What about all the predictions that the temperature will rise by so many degrees in so many years? These predictions come from computer models. The models are made by taking a best guess about how the climateworks, incorporating assumptions about CO2 sensitivity and other unknown factors, comparing the results to historical temperatures, and tweaking until they match. But no model has ever accurately predicted the future. Mostly they don’t try to; they are scenarios based on the assumptions. There are questions about how well clouds and water vapour can be modelled. The models’ predictions vary widely and the media focus on the most dire predictions.

When I look around I don’t see the incontrovertible evidence we are supposed to see. I don’t see the obvious link that proves CO2 causes warming. I don’t see much, if any, actual warming, or any changes that can’t be explained by natural decadal climate cycles. Even the climate scientists are preparing their excuses for the cold period we’re likely to go through for the next 10 years or so. All I see is article after article in the media taking climate change for granted. These endless news reports are just proof by repetition.

8 Responses to “Why I Don’t Believe In Anthropogenic Global Warming”

  1. Out of interest, what would change your mind? On any of these things: that global warming is happening or that it is caused by human activity.

  2. Wondering Aloud says:

    The idea that carbon dioxide drives climate just can not be reconciled with the historic record. It is possible, even likely that a temperature increase will produce a rise in CO2 levels but the converse on which the entire panic is base is supported by the underlying data.

    To put it in simple terms, in the past much higher CO2 levels did not cause large scale warming so why would anyone expect todays modest levels to have some big effect.

  3. Rob Fisher says:

    Patrick: Sorry your comment was smitten. Good question.

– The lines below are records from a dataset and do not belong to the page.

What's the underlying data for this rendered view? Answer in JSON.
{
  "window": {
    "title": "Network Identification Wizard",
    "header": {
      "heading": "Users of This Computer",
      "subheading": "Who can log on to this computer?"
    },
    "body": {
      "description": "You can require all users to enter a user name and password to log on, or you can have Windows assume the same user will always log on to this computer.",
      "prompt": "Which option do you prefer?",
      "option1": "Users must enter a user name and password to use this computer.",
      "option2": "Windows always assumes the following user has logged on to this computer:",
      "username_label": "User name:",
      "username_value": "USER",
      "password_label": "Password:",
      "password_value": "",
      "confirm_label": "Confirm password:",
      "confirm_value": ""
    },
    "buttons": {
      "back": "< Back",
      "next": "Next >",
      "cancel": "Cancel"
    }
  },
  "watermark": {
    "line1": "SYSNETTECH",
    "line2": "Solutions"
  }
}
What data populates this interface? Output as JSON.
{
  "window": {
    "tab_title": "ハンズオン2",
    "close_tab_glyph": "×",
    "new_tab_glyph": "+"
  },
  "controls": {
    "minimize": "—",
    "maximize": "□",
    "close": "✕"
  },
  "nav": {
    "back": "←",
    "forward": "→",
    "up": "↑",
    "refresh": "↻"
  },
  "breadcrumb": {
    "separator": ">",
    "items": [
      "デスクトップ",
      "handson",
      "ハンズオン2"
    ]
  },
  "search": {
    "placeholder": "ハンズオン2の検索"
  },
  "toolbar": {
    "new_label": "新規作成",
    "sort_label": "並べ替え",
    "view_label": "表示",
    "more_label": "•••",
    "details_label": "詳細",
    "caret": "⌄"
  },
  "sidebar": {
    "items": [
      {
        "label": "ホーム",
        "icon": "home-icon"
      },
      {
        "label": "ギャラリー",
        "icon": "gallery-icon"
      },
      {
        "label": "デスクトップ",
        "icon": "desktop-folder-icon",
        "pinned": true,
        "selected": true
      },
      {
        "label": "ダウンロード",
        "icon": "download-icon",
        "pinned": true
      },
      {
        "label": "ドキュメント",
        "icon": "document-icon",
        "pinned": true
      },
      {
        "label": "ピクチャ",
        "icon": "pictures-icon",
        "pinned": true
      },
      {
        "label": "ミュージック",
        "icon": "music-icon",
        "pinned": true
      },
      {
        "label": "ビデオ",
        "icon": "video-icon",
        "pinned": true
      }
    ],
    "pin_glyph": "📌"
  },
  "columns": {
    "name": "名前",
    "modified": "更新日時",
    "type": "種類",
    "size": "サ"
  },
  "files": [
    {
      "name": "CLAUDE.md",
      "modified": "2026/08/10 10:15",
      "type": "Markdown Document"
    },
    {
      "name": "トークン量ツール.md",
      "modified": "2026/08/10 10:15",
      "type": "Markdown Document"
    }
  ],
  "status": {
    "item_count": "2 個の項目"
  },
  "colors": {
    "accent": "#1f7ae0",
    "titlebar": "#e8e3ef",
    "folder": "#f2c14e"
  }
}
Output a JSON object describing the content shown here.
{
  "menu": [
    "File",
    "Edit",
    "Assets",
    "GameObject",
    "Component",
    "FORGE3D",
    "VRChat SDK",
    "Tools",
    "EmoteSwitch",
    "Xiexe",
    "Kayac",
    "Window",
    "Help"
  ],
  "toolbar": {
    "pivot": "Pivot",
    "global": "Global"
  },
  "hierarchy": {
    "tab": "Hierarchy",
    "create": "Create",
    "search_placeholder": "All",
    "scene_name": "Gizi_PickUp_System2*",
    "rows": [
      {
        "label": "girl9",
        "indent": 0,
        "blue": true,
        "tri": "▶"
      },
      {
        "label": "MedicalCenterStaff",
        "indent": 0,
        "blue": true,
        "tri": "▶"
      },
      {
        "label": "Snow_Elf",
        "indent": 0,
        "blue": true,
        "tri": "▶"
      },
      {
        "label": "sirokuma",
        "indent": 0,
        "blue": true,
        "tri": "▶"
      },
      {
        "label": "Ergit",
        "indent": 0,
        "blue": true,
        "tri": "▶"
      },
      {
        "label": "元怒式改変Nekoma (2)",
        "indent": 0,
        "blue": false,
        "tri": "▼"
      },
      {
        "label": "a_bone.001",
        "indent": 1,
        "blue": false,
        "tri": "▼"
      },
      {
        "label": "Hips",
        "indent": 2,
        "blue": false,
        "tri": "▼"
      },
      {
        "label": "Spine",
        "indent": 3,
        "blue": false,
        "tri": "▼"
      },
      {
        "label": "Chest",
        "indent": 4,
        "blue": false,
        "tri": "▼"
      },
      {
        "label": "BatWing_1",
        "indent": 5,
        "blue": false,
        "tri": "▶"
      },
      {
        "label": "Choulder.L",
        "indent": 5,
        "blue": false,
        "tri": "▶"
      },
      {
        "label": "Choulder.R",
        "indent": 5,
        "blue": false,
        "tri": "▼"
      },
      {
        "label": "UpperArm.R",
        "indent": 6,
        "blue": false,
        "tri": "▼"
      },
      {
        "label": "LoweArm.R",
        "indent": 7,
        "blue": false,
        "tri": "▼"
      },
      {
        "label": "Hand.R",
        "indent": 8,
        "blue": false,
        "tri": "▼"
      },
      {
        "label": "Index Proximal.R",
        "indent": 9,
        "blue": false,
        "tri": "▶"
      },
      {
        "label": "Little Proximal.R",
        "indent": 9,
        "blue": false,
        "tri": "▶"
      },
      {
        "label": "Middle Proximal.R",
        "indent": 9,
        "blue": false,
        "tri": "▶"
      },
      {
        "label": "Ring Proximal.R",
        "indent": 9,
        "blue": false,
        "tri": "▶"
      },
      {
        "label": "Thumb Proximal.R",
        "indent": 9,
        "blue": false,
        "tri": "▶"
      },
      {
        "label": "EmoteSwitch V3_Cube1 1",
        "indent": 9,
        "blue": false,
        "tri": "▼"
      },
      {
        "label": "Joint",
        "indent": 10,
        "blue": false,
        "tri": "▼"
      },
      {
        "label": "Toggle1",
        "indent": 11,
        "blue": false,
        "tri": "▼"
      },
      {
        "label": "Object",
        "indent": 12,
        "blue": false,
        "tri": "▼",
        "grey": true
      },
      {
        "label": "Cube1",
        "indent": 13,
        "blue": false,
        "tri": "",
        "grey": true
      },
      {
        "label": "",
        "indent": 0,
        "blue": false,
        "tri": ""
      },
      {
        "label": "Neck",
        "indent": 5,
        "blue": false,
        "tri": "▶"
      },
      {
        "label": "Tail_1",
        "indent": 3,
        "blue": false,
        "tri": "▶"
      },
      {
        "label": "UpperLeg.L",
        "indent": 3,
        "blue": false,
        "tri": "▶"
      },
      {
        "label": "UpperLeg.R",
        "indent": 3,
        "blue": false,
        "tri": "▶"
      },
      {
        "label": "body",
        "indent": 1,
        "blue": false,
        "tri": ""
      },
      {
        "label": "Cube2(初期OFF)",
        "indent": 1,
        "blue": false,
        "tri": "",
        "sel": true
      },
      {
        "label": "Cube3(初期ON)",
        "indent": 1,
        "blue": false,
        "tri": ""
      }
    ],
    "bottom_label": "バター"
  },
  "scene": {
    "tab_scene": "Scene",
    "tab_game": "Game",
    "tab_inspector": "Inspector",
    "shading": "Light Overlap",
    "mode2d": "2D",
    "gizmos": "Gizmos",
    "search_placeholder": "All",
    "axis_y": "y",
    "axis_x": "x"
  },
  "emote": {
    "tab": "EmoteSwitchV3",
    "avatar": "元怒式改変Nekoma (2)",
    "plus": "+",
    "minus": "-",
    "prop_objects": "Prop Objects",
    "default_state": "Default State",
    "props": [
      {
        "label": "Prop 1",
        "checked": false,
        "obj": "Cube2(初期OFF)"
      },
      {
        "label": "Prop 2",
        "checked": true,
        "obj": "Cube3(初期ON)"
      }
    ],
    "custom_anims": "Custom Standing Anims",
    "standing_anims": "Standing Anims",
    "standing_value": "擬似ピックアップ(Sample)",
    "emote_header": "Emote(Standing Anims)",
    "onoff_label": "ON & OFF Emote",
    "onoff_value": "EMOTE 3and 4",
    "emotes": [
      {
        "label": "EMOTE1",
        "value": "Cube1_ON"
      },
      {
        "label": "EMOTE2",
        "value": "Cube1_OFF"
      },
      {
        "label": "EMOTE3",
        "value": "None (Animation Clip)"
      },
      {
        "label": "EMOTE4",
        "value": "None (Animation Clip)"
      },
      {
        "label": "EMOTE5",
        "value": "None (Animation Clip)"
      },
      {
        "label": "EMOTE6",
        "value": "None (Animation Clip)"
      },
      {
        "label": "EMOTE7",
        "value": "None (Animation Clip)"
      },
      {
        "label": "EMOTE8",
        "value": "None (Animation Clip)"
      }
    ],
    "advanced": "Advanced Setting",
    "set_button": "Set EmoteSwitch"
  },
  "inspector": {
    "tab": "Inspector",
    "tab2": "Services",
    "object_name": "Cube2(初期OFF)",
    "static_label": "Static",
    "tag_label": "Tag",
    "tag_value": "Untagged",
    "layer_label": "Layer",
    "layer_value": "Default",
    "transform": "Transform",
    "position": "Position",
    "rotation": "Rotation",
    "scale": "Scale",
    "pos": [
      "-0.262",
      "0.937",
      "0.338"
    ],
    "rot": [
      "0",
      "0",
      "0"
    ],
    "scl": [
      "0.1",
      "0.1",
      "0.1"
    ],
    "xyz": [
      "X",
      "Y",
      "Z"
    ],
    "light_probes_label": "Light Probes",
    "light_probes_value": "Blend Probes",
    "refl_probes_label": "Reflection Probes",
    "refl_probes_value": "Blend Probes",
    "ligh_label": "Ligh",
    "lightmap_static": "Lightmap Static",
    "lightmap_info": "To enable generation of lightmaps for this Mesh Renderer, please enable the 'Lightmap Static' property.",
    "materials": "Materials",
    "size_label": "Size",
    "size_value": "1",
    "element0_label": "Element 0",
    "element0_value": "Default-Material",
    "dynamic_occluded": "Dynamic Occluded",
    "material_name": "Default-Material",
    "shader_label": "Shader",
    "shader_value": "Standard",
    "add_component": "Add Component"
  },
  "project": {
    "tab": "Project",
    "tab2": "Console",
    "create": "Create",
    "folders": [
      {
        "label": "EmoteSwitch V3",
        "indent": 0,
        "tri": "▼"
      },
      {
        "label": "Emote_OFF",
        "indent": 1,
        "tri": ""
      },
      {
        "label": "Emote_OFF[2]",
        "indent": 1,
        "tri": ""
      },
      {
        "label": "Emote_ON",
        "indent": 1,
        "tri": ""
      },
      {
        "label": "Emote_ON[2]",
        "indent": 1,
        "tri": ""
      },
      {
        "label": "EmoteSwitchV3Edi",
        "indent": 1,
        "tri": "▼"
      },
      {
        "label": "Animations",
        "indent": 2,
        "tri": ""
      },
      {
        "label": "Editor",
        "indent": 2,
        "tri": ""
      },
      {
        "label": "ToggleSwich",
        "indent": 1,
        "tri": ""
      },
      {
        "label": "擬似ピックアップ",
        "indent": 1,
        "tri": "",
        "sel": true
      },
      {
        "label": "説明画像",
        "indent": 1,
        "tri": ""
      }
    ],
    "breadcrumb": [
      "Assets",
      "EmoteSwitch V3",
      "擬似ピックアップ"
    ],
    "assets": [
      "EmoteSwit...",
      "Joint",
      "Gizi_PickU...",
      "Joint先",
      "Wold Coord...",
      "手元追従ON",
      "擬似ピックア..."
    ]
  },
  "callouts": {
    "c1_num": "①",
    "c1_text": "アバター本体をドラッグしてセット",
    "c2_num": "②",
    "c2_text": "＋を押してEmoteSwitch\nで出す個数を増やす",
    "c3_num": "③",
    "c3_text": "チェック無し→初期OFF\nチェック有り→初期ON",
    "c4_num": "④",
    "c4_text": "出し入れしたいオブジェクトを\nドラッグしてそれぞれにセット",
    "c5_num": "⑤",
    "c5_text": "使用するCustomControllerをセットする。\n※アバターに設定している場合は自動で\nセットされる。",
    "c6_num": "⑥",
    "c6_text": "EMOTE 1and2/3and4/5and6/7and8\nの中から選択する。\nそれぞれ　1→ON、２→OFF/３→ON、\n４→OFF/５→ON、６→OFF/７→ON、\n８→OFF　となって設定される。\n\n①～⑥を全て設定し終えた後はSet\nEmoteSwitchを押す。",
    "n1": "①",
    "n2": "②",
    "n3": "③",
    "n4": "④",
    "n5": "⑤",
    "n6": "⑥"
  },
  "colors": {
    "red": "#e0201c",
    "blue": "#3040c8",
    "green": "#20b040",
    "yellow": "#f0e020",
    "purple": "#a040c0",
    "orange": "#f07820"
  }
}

    That warming is happening: satellite data that showed a convincing trend. Maybe we’ll have this in ten years or so.

    That it is caused by human activity: more tricky as we only have one planet so it’s unprovable. I’d be convinced if there was unprecedented warming, I don’t think we’ve seen that yet. Better understanding of the climate would help a lot, e.g. if climate models starting making accurate predictions.

  4. Rick Fanning says:

    This pretty well sums it up.. global warming is a manufactured crisis.

    Rob: What satellite data? Please provide a link. I thought global temperature had stayed even or slightly decreased in the last ten years. It’s also interesting that the past few months have been cooler than normal on a global scale at about the same time the sun decided not to get the next cycle cranked up when scientists predicted it would.

  5. Rob Fisher says:

    Rick: I’m referring just to the UAH and RSS data, a graph of which I already linked to.

    Looks inconclusively noisy to me. You could probably argue all manner of trends.

  6. Joseph says:

    Hi. How would you address my residual correlation analysis? Specifically, I’ve found that temperature fluctuations lag cummulative CO2 emission fluctuations by roughly a decade throughout the last 150 years. I can say this with statistical confidence and then some.

  7. Rob Fisher says:

    Joseph: ok, I know little of statistics. But have various questions: What are you using to get temperature? What exactly are you saying? I was under the impression that CO2 emissions have gone in only one direction: up. Whereas temperature goes up and down. Why would temperature go down when the rate of CO2 increase goes down, and what does this mean for CO2 sensitivity?

  8. Rob Fisher says:

    It seems that CO2 goes up and down during the year. William M. Briggs says there is reason to think that CO2 lags temperature by about a year.